Wednesday, November 25, 2009

Nation & World

Trouble in the Swamplands

By Bret Schulte
Posted 3/5/06

As a reporter covering the environment for the Washington Post, Michael Grunwald spent a year slogging through the Florida Everglades while also wading into the region's rich natural and political history. His goal: to understand and document the unprecedented $8 billion effort to restore the dying 3 million-acre ecosystem, which once blanketed the peninsula south of Lake Okeechobee. What he found was a man vs. nature tale that predates the arrival of Europeans. Today, half the Everglades is gone, thanks to a massive mid-20th-century flood-control and drainage project by the Army Corps of Engineers and a booming agricultural economy, which together with other changes brought 7 million residents to south Florida. As the state's restoration project continues--and Louisiana struggles with its own plans to restore wetlands--Grunwald's new book, The Swamp: The Everglades, Florida, and the Politics of Paradise, offers plenty of cautionary lessons about government efforts to fool with Mother Nature. Grunwald spoke to U.S. News last week. Excerpts:

Why write about a swamp?

I found out that the Army Corps of Engineers, which had once helped to destroy the Everglades, was now in charge of the largest environmental restoration project in the history of the planet. I was fascinated by the idea of man trying to make amends for his abusive treatment of nature.

Your book peels back stereotypes about everyone from Indians to conservationists.

There's a lot of black-and-white-ism when people talk about the Everglades. The Indians tried to mold nature for their aims, too. They dug canals for transportation. They had reservoirs. They generally were more utilitarian about what they were doing, but I tried not to make them into one-dimensional heroes. The drainage advocates of the early 20th century were progressives. They saw themselves as protecting the Everglades from corporations, which would have constructed railroads but little else, and draining it for use by the people.

It's been five years since the Army Corps of Engineers began its massive restoration project, which aimed in part to undo the corps's disastrous previous efforts. What kind of progress has been made?

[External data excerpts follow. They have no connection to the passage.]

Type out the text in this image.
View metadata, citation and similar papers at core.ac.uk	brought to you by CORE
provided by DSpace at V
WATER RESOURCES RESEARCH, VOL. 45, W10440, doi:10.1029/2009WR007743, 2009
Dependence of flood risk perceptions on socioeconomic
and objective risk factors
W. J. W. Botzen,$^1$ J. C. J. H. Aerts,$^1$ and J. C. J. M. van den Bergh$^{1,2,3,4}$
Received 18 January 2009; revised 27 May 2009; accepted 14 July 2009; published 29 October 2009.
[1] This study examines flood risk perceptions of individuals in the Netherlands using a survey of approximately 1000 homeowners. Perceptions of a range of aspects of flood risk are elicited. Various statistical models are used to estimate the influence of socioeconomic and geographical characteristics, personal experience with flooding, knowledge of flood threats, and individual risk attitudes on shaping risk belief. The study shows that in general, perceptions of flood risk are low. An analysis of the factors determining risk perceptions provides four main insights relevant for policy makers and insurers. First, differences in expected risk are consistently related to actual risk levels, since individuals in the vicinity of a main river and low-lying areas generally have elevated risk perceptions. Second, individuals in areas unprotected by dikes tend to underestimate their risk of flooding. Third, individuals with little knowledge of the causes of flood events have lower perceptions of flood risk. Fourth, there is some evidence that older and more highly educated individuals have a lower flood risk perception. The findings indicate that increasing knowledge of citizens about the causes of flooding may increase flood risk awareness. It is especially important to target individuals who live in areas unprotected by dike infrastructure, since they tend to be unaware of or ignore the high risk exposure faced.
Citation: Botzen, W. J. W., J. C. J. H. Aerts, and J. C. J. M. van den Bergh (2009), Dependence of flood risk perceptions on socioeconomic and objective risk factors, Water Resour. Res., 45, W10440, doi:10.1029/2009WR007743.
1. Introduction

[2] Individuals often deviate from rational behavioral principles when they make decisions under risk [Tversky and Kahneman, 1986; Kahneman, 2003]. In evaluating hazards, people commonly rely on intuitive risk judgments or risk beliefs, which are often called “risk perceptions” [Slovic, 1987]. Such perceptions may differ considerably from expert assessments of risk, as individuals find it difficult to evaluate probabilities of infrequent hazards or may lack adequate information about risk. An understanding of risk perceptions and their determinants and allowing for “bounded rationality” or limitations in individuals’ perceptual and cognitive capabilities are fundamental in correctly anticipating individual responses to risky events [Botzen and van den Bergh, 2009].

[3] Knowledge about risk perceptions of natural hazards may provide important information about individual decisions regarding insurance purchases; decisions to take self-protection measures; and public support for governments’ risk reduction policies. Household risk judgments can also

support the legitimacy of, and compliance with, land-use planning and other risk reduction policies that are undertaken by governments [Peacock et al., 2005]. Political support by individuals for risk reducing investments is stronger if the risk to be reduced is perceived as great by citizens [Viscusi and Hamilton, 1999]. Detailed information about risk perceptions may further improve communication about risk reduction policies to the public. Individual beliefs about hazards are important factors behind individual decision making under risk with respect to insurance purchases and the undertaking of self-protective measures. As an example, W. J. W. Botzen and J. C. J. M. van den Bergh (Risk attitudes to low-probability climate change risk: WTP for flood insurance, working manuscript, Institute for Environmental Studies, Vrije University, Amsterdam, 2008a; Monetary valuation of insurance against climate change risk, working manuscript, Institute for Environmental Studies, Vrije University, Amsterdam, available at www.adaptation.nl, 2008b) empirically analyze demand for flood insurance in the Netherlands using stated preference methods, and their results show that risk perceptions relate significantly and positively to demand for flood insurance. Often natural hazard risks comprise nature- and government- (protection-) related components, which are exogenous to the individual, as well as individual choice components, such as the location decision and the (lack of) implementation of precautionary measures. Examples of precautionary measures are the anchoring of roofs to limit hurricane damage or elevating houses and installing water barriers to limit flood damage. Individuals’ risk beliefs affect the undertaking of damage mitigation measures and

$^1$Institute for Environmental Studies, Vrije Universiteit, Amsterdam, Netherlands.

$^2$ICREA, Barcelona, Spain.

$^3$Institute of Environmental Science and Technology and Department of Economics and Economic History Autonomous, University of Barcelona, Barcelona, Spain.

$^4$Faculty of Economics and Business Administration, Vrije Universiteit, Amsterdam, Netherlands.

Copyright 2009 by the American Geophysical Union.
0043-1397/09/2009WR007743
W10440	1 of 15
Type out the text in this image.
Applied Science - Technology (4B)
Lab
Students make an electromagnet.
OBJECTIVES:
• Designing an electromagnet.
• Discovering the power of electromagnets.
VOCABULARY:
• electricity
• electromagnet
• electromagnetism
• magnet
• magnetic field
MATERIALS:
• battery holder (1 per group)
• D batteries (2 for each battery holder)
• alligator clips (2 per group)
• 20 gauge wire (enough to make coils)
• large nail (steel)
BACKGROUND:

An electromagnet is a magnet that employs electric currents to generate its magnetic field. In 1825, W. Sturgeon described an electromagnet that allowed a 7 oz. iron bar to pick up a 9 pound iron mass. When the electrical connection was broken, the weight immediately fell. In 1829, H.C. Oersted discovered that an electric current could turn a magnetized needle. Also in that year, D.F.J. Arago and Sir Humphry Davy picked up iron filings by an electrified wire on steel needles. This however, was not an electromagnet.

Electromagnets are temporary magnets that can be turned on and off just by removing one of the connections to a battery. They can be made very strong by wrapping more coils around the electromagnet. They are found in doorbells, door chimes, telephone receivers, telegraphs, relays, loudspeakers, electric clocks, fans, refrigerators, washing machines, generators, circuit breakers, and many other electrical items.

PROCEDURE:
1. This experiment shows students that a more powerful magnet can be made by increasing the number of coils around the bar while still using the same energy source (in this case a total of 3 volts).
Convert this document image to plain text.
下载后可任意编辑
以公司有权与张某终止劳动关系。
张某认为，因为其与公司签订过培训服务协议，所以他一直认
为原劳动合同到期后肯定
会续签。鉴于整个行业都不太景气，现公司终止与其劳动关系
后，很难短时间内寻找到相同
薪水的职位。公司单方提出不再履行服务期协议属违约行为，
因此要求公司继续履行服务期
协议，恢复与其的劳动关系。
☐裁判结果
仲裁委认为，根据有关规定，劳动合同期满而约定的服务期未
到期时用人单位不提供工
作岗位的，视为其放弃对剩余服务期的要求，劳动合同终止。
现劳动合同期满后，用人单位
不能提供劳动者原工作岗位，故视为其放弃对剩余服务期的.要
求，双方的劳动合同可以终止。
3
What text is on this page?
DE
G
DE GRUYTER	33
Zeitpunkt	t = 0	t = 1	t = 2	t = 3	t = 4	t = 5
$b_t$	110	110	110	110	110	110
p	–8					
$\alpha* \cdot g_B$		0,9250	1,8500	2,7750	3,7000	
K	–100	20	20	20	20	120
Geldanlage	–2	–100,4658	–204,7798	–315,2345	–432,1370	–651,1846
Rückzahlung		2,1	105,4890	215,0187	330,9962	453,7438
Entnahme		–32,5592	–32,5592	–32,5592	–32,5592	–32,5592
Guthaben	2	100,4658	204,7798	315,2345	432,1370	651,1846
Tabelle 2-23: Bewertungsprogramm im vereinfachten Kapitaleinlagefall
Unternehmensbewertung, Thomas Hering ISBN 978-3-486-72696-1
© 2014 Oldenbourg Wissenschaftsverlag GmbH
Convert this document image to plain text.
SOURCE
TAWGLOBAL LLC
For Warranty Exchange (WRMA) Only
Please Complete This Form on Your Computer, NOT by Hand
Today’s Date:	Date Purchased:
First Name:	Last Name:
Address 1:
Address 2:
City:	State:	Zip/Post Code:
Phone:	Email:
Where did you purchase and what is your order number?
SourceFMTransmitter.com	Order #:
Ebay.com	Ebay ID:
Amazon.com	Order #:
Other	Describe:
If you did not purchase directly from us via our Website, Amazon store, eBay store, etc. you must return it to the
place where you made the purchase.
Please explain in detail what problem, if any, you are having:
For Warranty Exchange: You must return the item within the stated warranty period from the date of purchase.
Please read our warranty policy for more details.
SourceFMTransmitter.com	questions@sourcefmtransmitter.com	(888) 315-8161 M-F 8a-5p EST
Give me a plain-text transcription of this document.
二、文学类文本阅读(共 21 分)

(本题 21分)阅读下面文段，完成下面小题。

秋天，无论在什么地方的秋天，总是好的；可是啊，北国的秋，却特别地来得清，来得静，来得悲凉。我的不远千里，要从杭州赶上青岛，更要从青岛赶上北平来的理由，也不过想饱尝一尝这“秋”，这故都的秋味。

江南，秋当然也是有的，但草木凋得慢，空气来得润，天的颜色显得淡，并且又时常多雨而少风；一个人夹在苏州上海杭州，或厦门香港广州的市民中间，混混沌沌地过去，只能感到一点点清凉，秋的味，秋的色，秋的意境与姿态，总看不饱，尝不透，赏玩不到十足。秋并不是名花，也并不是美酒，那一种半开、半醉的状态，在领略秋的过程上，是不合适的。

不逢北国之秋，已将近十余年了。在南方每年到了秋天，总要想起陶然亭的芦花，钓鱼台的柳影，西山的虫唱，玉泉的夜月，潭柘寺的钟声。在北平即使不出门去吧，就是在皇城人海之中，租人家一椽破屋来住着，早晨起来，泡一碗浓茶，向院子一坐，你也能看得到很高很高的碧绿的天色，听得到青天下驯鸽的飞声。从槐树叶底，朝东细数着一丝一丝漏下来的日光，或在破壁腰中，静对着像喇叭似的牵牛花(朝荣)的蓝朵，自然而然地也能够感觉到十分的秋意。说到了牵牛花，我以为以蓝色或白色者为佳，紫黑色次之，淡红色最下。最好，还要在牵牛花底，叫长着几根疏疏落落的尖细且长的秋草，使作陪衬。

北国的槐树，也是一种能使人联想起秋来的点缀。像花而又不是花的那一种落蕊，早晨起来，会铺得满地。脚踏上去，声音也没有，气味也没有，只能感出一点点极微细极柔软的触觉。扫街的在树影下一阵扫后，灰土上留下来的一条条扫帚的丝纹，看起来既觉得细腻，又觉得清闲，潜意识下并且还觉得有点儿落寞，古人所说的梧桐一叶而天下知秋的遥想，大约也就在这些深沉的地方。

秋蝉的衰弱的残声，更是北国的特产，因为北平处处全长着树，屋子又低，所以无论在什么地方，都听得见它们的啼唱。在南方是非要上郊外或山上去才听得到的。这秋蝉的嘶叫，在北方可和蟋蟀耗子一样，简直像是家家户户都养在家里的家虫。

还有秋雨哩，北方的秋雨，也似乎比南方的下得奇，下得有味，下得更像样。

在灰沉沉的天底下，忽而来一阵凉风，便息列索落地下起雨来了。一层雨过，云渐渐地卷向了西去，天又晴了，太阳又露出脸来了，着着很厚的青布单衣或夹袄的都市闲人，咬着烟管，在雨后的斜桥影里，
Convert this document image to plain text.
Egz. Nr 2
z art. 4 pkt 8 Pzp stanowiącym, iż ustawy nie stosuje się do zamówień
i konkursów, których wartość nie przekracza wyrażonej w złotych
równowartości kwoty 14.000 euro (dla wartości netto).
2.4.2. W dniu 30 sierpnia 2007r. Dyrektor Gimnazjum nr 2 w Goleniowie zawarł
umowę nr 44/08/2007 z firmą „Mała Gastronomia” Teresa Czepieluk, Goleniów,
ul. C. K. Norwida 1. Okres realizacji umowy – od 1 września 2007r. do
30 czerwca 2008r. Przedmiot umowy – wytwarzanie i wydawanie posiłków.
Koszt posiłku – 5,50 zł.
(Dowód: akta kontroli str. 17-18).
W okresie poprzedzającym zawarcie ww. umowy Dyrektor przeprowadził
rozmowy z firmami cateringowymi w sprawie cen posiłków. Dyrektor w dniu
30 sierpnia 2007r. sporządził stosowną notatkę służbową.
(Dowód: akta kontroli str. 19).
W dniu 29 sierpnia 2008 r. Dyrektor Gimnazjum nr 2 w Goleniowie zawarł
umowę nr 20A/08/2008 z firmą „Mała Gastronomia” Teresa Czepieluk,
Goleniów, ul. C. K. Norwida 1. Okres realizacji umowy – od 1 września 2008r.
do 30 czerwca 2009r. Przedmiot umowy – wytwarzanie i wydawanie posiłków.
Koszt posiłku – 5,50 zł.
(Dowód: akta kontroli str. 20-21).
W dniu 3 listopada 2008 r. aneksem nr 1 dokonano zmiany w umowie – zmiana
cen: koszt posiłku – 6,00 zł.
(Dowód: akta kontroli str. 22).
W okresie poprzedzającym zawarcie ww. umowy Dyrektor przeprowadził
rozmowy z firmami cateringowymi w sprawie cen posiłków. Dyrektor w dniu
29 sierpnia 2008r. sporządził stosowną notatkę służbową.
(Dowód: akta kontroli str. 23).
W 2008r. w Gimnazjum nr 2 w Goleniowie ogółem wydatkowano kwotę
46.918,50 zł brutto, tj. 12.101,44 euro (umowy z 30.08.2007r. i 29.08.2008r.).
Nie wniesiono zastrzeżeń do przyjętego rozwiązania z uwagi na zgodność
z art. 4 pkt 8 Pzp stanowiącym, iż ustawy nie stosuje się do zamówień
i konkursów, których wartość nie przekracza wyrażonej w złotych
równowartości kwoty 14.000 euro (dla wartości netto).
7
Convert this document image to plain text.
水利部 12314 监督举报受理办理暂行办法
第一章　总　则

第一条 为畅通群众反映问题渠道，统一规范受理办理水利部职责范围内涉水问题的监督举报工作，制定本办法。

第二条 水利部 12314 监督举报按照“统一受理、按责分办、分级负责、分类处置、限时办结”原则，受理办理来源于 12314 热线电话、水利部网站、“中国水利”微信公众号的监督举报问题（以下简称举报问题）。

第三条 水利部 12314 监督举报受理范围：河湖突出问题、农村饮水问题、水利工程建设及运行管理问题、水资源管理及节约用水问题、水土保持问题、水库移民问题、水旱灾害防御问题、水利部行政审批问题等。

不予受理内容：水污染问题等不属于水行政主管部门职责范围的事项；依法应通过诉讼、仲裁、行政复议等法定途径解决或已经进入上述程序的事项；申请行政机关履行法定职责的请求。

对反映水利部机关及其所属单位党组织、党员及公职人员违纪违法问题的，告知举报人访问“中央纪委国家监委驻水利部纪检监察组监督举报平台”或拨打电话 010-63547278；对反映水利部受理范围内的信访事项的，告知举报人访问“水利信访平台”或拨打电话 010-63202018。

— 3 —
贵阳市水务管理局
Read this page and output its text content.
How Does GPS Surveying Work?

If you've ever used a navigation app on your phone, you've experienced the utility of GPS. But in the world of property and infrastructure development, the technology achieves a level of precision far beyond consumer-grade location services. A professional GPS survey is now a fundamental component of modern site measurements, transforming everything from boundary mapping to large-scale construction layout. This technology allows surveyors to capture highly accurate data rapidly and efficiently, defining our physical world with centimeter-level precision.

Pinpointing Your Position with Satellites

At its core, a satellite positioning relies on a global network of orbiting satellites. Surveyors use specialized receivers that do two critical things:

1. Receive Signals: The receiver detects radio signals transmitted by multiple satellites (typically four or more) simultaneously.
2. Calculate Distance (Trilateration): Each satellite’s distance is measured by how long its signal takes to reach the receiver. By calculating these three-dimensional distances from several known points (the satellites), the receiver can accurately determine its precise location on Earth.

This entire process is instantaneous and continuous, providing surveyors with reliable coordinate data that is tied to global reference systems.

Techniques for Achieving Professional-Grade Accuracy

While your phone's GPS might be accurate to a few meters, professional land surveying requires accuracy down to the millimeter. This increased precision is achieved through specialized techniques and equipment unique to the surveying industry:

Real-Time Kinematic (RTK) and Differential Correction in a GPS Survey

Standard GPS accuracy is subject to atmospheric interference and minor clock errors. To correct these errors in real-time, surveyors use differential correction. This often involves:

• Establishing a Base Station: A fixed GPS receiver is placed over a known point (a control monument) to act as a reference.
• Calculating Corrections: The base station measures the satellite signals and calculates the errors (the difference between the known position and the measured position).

The ecosystem is in lousy shape. Lake Okeechobee looks like espresso. The estuaries are really in a state of horrible collapse. On the other hand, it's certainly possible to restore parts of it. The corps started to restore the Kissimmee River, which was a magical, sinuous river they had turned into a sewage pipe and straight as an arrow in the '60s. Now they're restoring the bends and getting out of the way; the river is almost instantly coming back.

The Army Corps also built the levees and canals that enabled New Orleans's growth. But the projects are often blamed for the loss of Louisiana's wetlands, which act as a natural storm buffer. Has the corps done more harm than good?

I've tried to see both sides: In 2004, four hurricanes zipped through Florida, and I wrote a piece reminding people that this is why the corps built this big [Everglades] flood-control project. People are still keeping dry, and that's because man has done a pretty terrific job of controlling nature. It's just that there have been some unintended consequences.